Mayim Bialik is in the midst of a career resurgence, and the television star is using her new platform to blog about the process behind her divorce.

The 37-year-old actress and mother of two -- best known for her breakout role on the early '90s sitcom “Blossom” and more recently on CBS’ “The Big Bang Theory -- announced her separation from husband Michael Stone in November 2012 after nearly 10 years of marriage. Their divorce was finalized in May 2013.

Bialik took to her blog on Kveller, a site about Jewish parenting, to write about the split.

"I wanted to write about some of the more complicated aspects,” she told Access Hollywood guest co-host Alfonso Ribeiro. “And specifically, also, there's certain things [related] to Jewish divorce that people don't know about."

As E! Online reports, the two were legally divorced in the state of California, but they also had to get divorced through their Jewish faith.

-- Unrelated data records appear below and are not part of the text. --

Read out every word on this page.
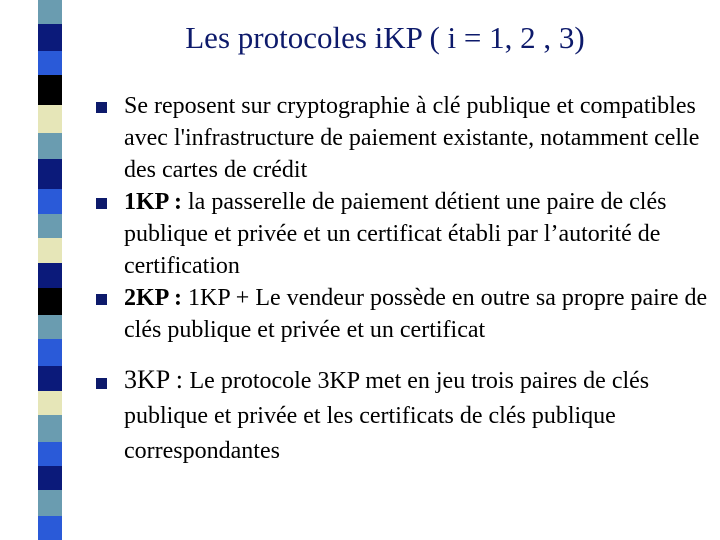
Les protocoles iKP ( i = 1, 2 , 3)
Se reposent sur cryptographie à clé publique et compatibles avec l'infrastructure de paiement existante, notamment celle des cartes de crédit
1KP : la passerelle de paiement détient une paire de clés publique et privée et un certificat établi par l’autorité de certification
2KP : 1KP + Le vendeur possède en outre sa propre paire de clés publique et privée et un certificat
3KP : Le protocole 3KP met en jeu trois paires de clés publique et privée et les certificats de clés publique correspondantes
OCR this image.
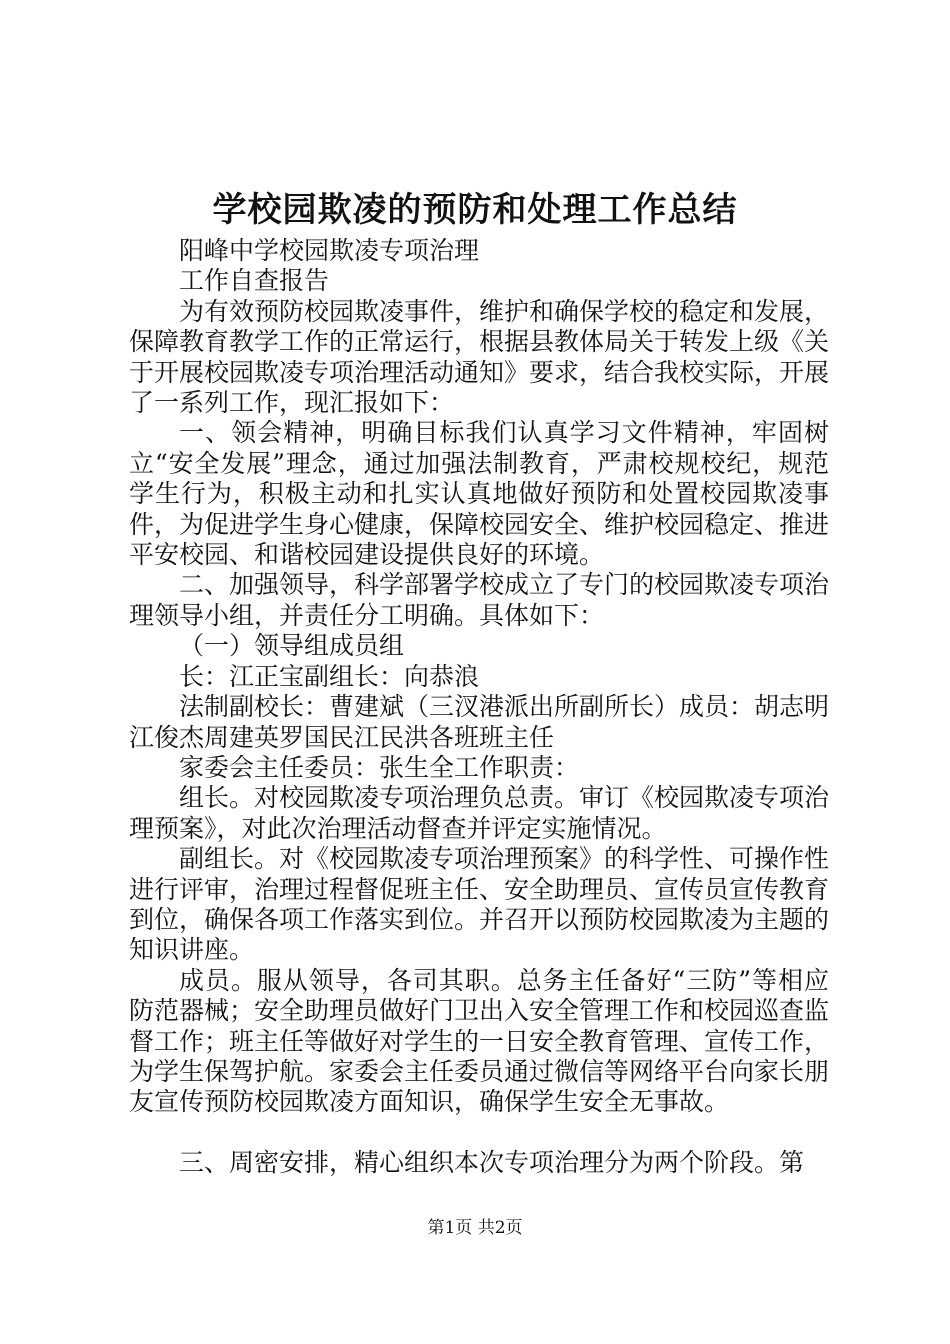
学校园欺凌的预防和处理工作总结

阳峰中学校园欺凌专项治理

工作自查报告

为有效预防校园欺凌事件，维护和确保学校的稳定和发展，保障教育教学工作的正常运行，根据县教体局关于转发上级《关于开展校园欺凌专项治理活动通知》要求，结合我校实际，开展了一系列工作，现汇报如下：

一、领会精神，明确目标我们认真学习文件精神，牢固树立“安全发展”理念，通过加强法制教育，严肃校规校纪，规范学生行为，积极主动和扎实认真地做好预防和处置校园欺凌事件，为促进学生身心健康，保障校园安全、维护校园稳定、推进平安校园、和谐校园建设提供良好的环境。

二、加强领导，科学部署学校成立了专门的校园欺凌专项治理领导小组，并责任分工明确。具体如下：

（一）领导组成员组

长：江正宝副组长：向恭浪

法制副校长：曹建斌（三汊港派出所副所长）成员：胡志明江俊杰周建英罗国民江民洪各班班主任

家委会主任委员：张生全工作职责：

组长。对校园欺凌专项治理负总责。审订《校园欺凌专项治理预案》，对此次治理活动督查并评定实施情况。

副组长。对《校园欺凌专项治理预案》的科学性、可操作性进行评审，治理过程督促班主任、安全助理员、宣传员宣传教育到位，确保各项工作落实到位。并召开以预防校园欺凌为主题的知识讲座。

成员。服从领导，各司其职。总务主任备好“三防”等相应防范器械；安全助理员做好门卫出入安全管理工作和校园巡查监督工作；班主任等做好对学生的一日安全教育管理、宣传工作，为学生保驾护航。家委会主任委员通过微信等网络平台向家长朋友宣传预防校园欺凌方面知识，确保学生安全无事故。

三、周密安排，精心组织本次专项治理分为两个阶段。第

第1页 共2页
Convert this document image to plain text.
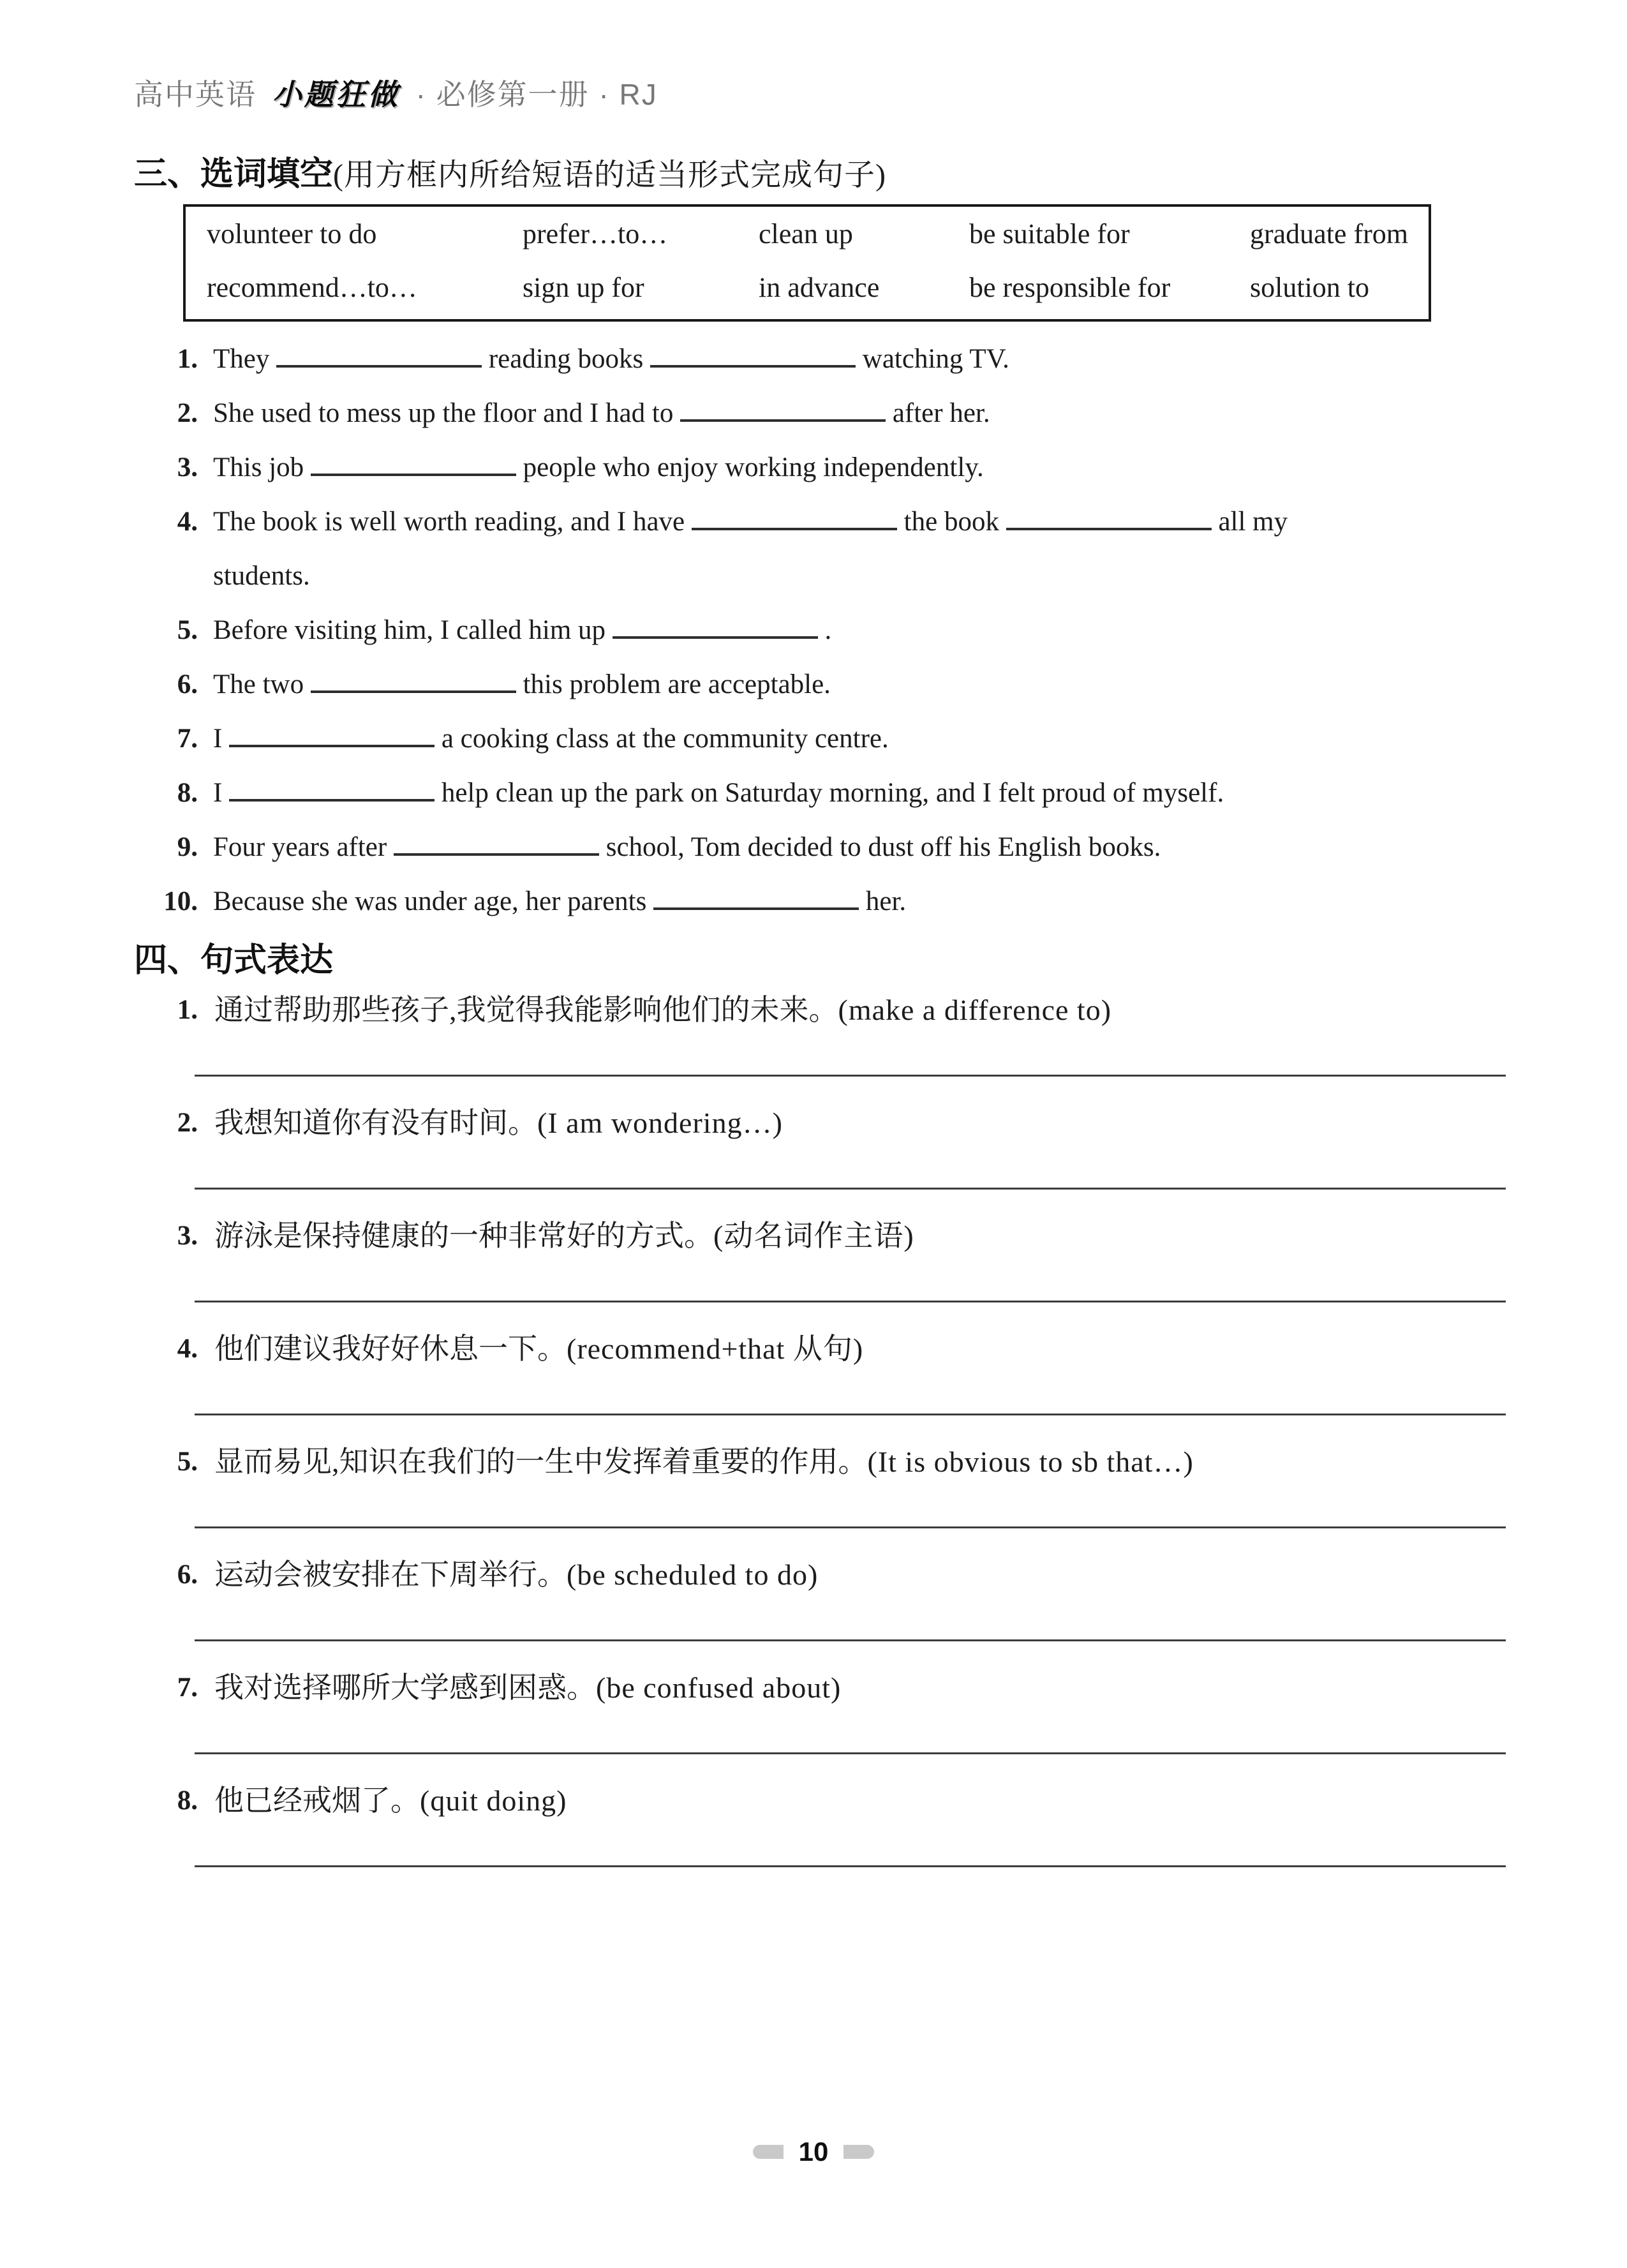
高中英语 小题狂做 · 必修第一册 · RJ
三、选词填空(用方框内所给短语的适当形式完成句子)
volunteer to do	prefer…to…	clean up	be suitable for	graduate from
recommend…to…	sign up for	in advance	be responsible for	solution to
1. They	reading books	watching TV.
2. She used to mess up the floor and I had to	after her.
3. This job	people who enjoy working independently.
4. The book is well worth reading, and I have	the book	all my
students.
5. Before visiting him, I called him up	.
6. The two	this problem are acceptable.
7. I	a cooking class at the community centre.
8. I	help clean up the park on Saturday morning, and I felt proud of myself.
9. Four years after	school, Tom decided to dust off his English books.
10. Because she was under age, her parents	her.
四、句式表达
1. 通过帮助那些孩子,我觉得我能影响他们的未来。 (make a difference to)
2. 我想知道你有没有时间。 (I am wondering…)
3. 游泳是保持健康的一种非常好的方式。 (动名词作主语)
4. 他们建议我好好休息一下。 (recommend+that 从句)
5. 显而易见,知识在我们的一生中发挥着重要的作用。 (It is obvious to sb that…)
6. 运动会被安排在下周举行。 (be scheduled to do)
7. 我对选择哪所大学感到困惑。 (be confused about)
8. 他已经戒烟了。 (quit doing)
10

"There's something called a 'Get,'" she said. "There's a religious process. You sit in the same room and you watch your divorce deed be written. It's actually a very interesting thousands year old document that you watch written and you have to be in the same room as your ex."

Bialik said she wrote about the divorce in order to help other women going through divorce.

"To me, it was a very cathartic, very emotionally powerful sense of closure for us," she said. "It's very intense. So I wrote for Kveller about some of those aspects in hopes to kind of maybe [be] helpful to other people or other women."

This isn’t the first time Bialik has attracted attention for her writing. According to WebProNews, Bialik has come under fire for blogging about her views on attachment parenting.

“If I’m talking to girlfriends, if I’m talking to random people, and we’re talking about parenting, I tell them what works for me and why,” she said. “But a lot of people want to ask me things so that they can fight with me. And just because I’m a public person, who happened to have breastfed and slept with her kids, that doesn’t mean that I want to fight with you on the street or in the supermarket. So, I think you have to be really careful to understand why people want to know what they want to know.”